Moje odczucia są takie:
Czechy, Niemcy - tylko autostrady.
Francja - jak brak czasu to autostrady. Problemy są dwa: pierwszy, że pierońsko drogie a drugi to taki, że na 90% bramek, gdzie płaciłem to tylko karta. Karta Kredytowa (autoryzacja bez PIN), bo karty płatnicze (maestro, visa electron) były odrzucane. Automatów na gotówkę też wiele nie widziałem.
Hiszpania - jest sporo dróg (krajówek) niewiele gorszych od płatnych autostrad i za darmo. Same autostrady dość drogie.
Co do języków. Przynajmniej jakieś podstawowe zwroty warto by znać. We Francji i tak z większością się nie dogadasz, bo nawet jak znają angielski to nie powiedzą w tym ani słowa.
Kuchenka z małym nabojem nie zaszkodzi.
Spać na dziko wszędzie się da. Gdzieś w necie była strona www z rozpiską, w których rajach to legalne a w których nie.
O Portugalii się nie wypowiadam, bo byłem tam 16 lat temu

W tym roku do Hiszpanii, do Santa Pola jechałem (autem niestety) z Krakowa Przez Niemcy, Francję, Hiszpania przez Barcelonę i dalej autostradą. 2750km w 27h z godzinnym postojem. Więcej tego powtarzać nie będę. Byłem jedynym kierowcą.

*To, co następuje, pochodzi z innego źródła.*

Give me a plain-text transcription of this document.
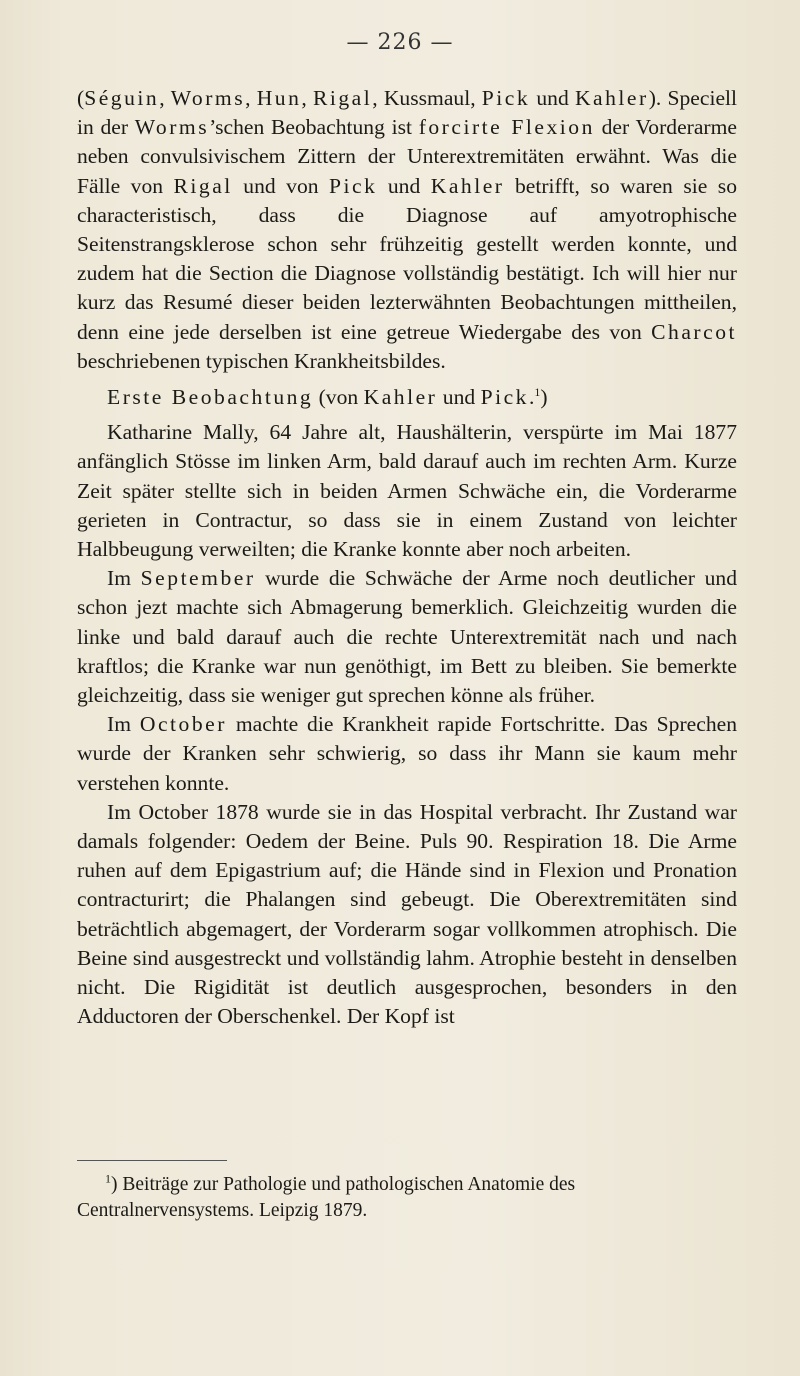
— 226 —

(Séguin, Worms, Hun, Rigal, Kussmaul, Pick und Kahler). Speciell in der Worms’schen Beobachtung ist forcirte Flexion der Vorderarme neben convulsivischem Zittern der Unterextremitäten erwähnt. Was die Fälle von Rigal und von Pick und Kahler betrifft, so waren sie so characteristisch, dass die Diagnose auf amyotrophische Seitenstrangsklerose schon sehr frühzeitig gestellt werden konnte, und zudem hat die Section die Diagnose vollständig bestätigt. Ich will hier nur kurz das Resumé dieser beiden lezterwähnten Beobachtungen mittheilen, denn eine jede derselben ist eine getreue Wiedergabe des von Charcot beschriebenen typischen Krankheitsbildes.

Erste Beobachtung (von Kahler und Pick.$^1$)

Katharine Mally, 64 Jahre alt, Haushälterin, verspürte im Mai 1877 anfänglich Stösse im linken Arm, bald darauf auch im rechten Arm. Kurze Zeit später stellte sich in beiden Armen Schwäche ein, die Vorderarme gerieten in Contractur, so dass sie in einem Zustand von leichter Halbbeugung verweilten; die Kranke konnte aber noch arbeiten.

Im September wurde die Schwäche der Arme noch deutlicher und schon jezt machte sich Abmagerung bemerklich. Gleichzeitig wurden die linke und bald darauf auch die rechte Unterextremität nach und nach kraftlos; die Kranke war nun genöthigt, im Bett zu bleiben. Sie bemerkte gleichzeitig, dass sie weniger gut sprechen könne als früher.

Im October machte die Krankheit rapide Fortschritte. Das Sprechen wurde der Kranken sehr schwierig, so dass ihr Mann sie kaum mehr verstehen konnte.

Im October 1878 wurde sie in das Hospital verbracht. Ihr Zustand war damals folgender: Oedem der Beine. Puls 90. Respiration 18. Die Arme ruhen auf dem Epigastrium auf; die Hände sind in Flexion und Pronation contracturirt; die Phalangen sind gebeugt. Die Oberextremitäten sind beträchtlich abgemagert, der Vorderarm sogar vollkommen atrophisch. Die Beine sind ausgestreckt und vollständig lahm. Atrophie besteht in denselben nicht. Die Rigidität ist deutlich ausgesprochen, besonders in den Adductoren der Oberschenkel. Der Kopf ist

$^1$) Beiträge zur Pathologie und pathologischen Anatomie des

Centralnervensystems. Leipzig 1879.
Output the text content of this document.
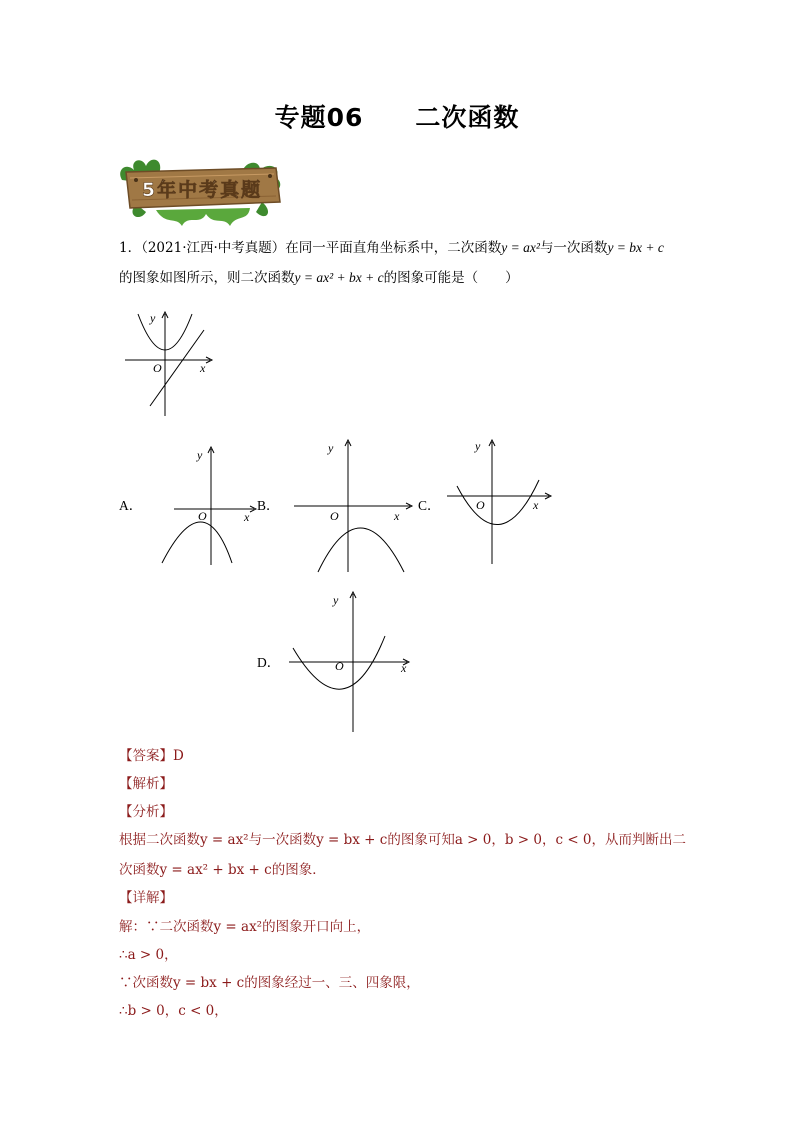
专题06　　二次函数
5年中考真题
1．（2021·江西·中考真题）在同一平面直角坐标系中，二次函数y = ax²与一次函数y = bx + c
的图象如图所示，则二次函数y = ax² + bx + c的图象可能是（　　）
y
O	x
A．
y
O	x
B．
y
O	x
C．
y
O	x
D．
y
O	x
【答案】D
【解析】
【分析】
根据二次函数y = ax²与一次函数y = bx + c的图象可知a > 0，b > 0，c < 0，从而判断出二
次函数y = ax² + bx + c的图象．
【详解】
解：∵二次函数y = ax²的图象开口向上，
∴a > 0，
∵次函数y = bx + c的图象经过一、三、四象限，
∴b > 0，c < 0，
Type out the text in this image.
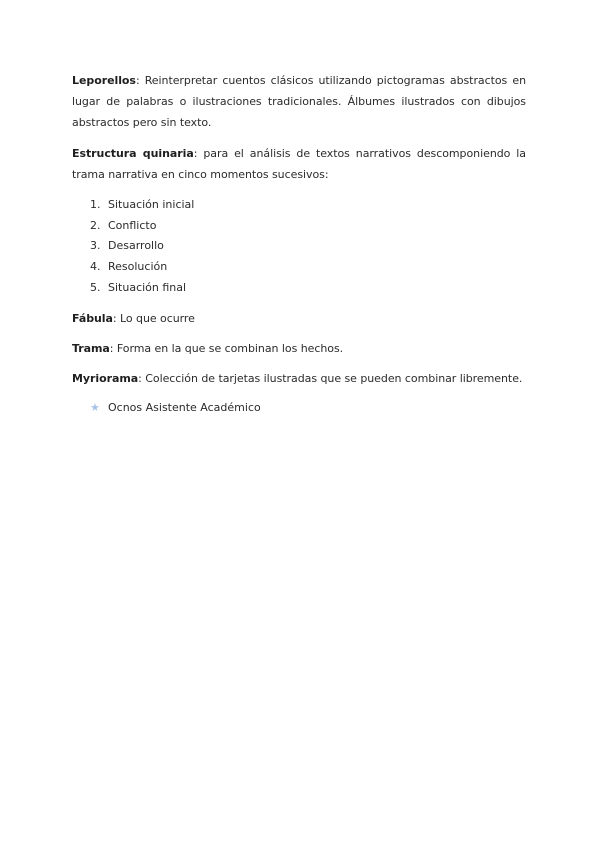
Leporellos: Reinterpretar cuentos clásicos utilizando pictogramas abstractos en lugar de palabras o ilustraciones tradicionales. Álbumes ilustrados con dibujos abstractos pero sin texto.

Estructura quinaria: para el análisis de textos narrativos descomponiendo la trama narrativa en cinco momentos sucesivos:

1. Situación inicial
2. Conflicto
3. Desarrollo
4. Resolución
5. Situación final

Fábula: Lo que ocurre

Trama: Forma en la que se combinan los hechos.

Myriorama: Colección de tarjetas ilustradas que se pueden combinar libremente.

★ Ocnos Asistente Académico
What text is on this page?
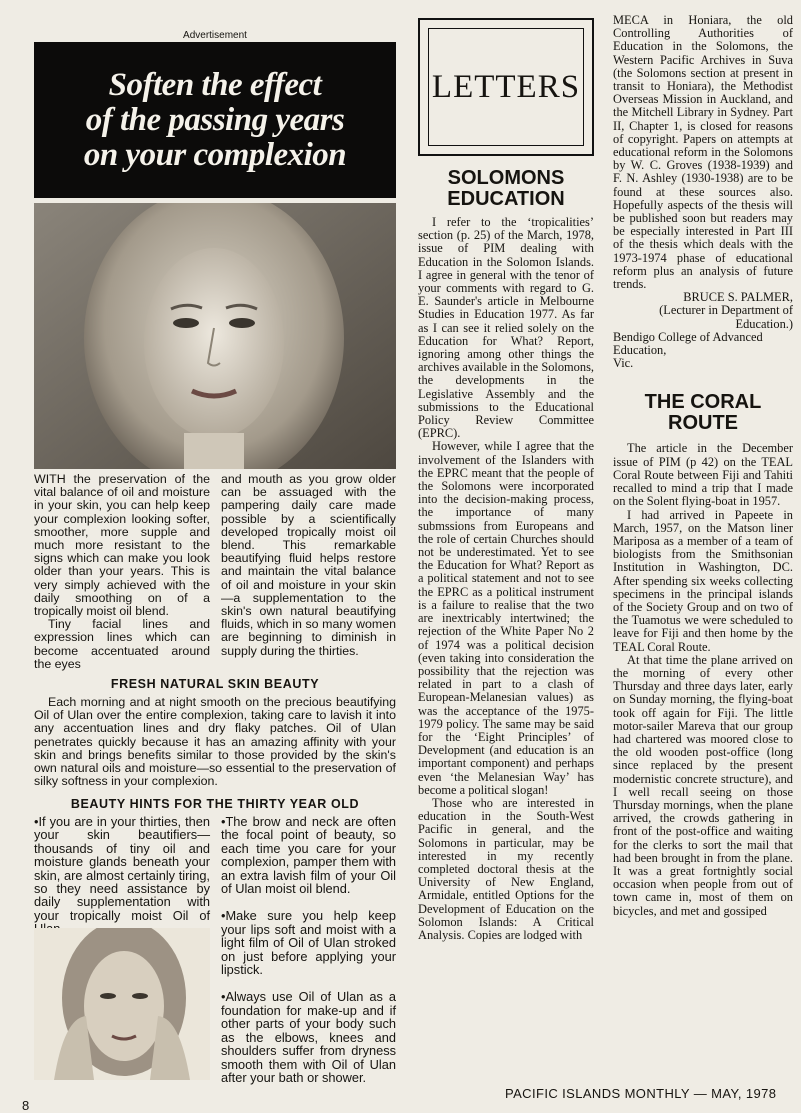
Advertisement
Soften the effect
of the passing years
on your complexion

WITH the preservation of the vital balance of oil and moisture in your skin, you can help keep your complexion looking softer, smoother, more supple and much more resistant to the signs which can make you look older than your years. This is very simply achieved with the daily smoothing on of a tropically moist oil blend.

Tiny facial lines and expression lines which can become accentuated around the eyes

and mouth as you grow older can be assuaged with the pampering daily care made possible by a scientifically developed tropically moist oil blend. This remarkable beautifying fluid helps restore and maintain the vital balance of oil and moisture in your skin—a supplementation to the skin's own natural beautifying fluids, which in so many women are beginning to diminish in supply during the thirties.

FRESH NATURAL SKIN BEAUTY

Each morning and at night smooth on the precious beautifying Oil of Ulan over the entire complexion, taking care to lavish it into any accentuation lines and dry flaky patches. Oil of Ulan penetrates quickly because it has an amazing affinity with your skin and brings benefits similar to those provided by the skin's own natural oils and moisture—so essential to the preservation of silky softness in your complexion.

BEAUTY HINTS FOR THE THIRTY YEAR OLD

•If you are in your thirties, then your skin beautifiers—thousands of tiny oil and moisture glands beneath your skin, are almost certainly tiring, so they need assistance by daily supplementation with your tropically moist Oil of

•The brow and neck are often the focal point of beauty, so each time you care for your complexion, pamper them with an extra lavish film of your Oil of Ulan moist oil blend.

•Make sure you help keep your lips soft and moist with a light film of Oil of Ulan stroked on just before applying your lipstick.

•Always use Oil of Ulan as a foundation for make-up and if other parts of your body such as the elbows, knees and shoulders suffer from dryness smooth them with Oil of Ulan after your bath or shower.

LETTERS
SOLOMONS EDUCATION

I refer to the ‘tropicalities’ section (p. 25) of the March, 1978, issue of PIM dealing with Education in the Solomon Islands. I agree in general with the tenor of your comments with regard to G. E. Saunder's article in Melbourne Studies in Education 1977. As far as I can see it relied solely on the Education for What? Report, ignoring among other things the archives available in the Solomons, the developments in the Legislative Assembly and the submissions to the Educational Policy Review Committee (EPRC).

However, while I agree that the involvement of the Islanders with the EPRC meant that the people of the Solomons were incorporated into the decision-making process, the importance of many submssions from Europeans and the role of certain Churches should not be underestimated. Yet to see the Education for What? Report as a political statement and not to see the EPRC as a political instrument is a failure to realise that the two are inextricably intertwined; the rejection of the White Paper No 2 of 1974 was a political decision (even taking into consideration the possibility that the rejection was related in part to a clash of European-Melanesian values) as was the acceptance of the 1975-1979 policy. The same may be said for the ‘Eight Principles’ of Development (and education is an important component) and perhaps even ‘the Melanesian Way’ has become a political slogan!

Those who are interested in education in the South-West Pacific in general, and the Solomons in particular, may be interested in my recently completed doctoral thesis at the University of New England, Armidale, entitled Options for the Development of Education on the Solomon Islands: A Critical Analysis. Copies are lodged with

MECA in Honiara, the old Controlling Authorities of Education in the Solomons, the Western Pacific Archives in Suva (the Solomons section at present in transit to Honiara), the Methodist Overseas Mission in Auckland, and the Mitchell Library in Sydney. Part II, Chapter 1, is closed for reasons of copyright. Papers on attempts at educational reform in the Solomons by W. C. Groves (1938-1939) and F. N. Ashley (1930-1938) are to be found at these sources also. Hopefully aspects of the thesis will be published soon but readers may be especially interested in Part III of the thesis which deals with the 1973-1974 phase of educational reform plus an analysis of future trends.

BRUCE S. PALMER,

(Lecturer in Department of Education.)

Bendigo College of Advanced Education,

Vic.

THE CORAL ROUTE

The article in the December issue of PIM (p 42) on the TEAL Coral Route between Fiji and Tahiti recalled to mind a trip that I made on the Solent flying-boat in 1957.

I had arrived in Papeete in March, 1957, on the Matson liner Mariposa as a member of a team of biologists from the Smithsonian Institution in Washington, DC. After spending six weeks collecting specimens in the principal islands of the Society Group and on two of the Tuamotus we were scheduled to leave for Fiji and then home by the TEAL Coral Route.

At that time the plane arrived on the morning of every other Thursday and three days later, early on Sunday morning, the flying-boat took off again for Fiji. The little motor-sailer Mareva that our group had chartered was moored close to the old wooden post-office (long since replaced by the present modernistic concrete structure), and I well recall seeing on those Thursday mornings, when the plane arrived, the crowds gathering in front of the post-office and waiting for the clerks to sort the mail that had been brought in from the plane. It was a great fortnightly social occasion when people from out of town came in, most of them on bicycles, and met and gossiped

8
PACIFIC ISLANDS MONTHLY — MAY, 1978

Powrót przez Lazurowe Wybrzeże, później przez Włochy na północ, Słowenię i Austrię.
EDIT!!
W Hiszpanii kilkakrotnie spotkałem się z fotoradarami robiącymi zdjęcia od tyłu na wjazdach i WYJAZDACH z parkingów/stacji przy autostradach. Ograniczenie do 30/40 i fotoradar. Są w takich szarych skrzynkach wyglądających jak jakieś stacje trafo, czy inne telekomunikacyjne złomy.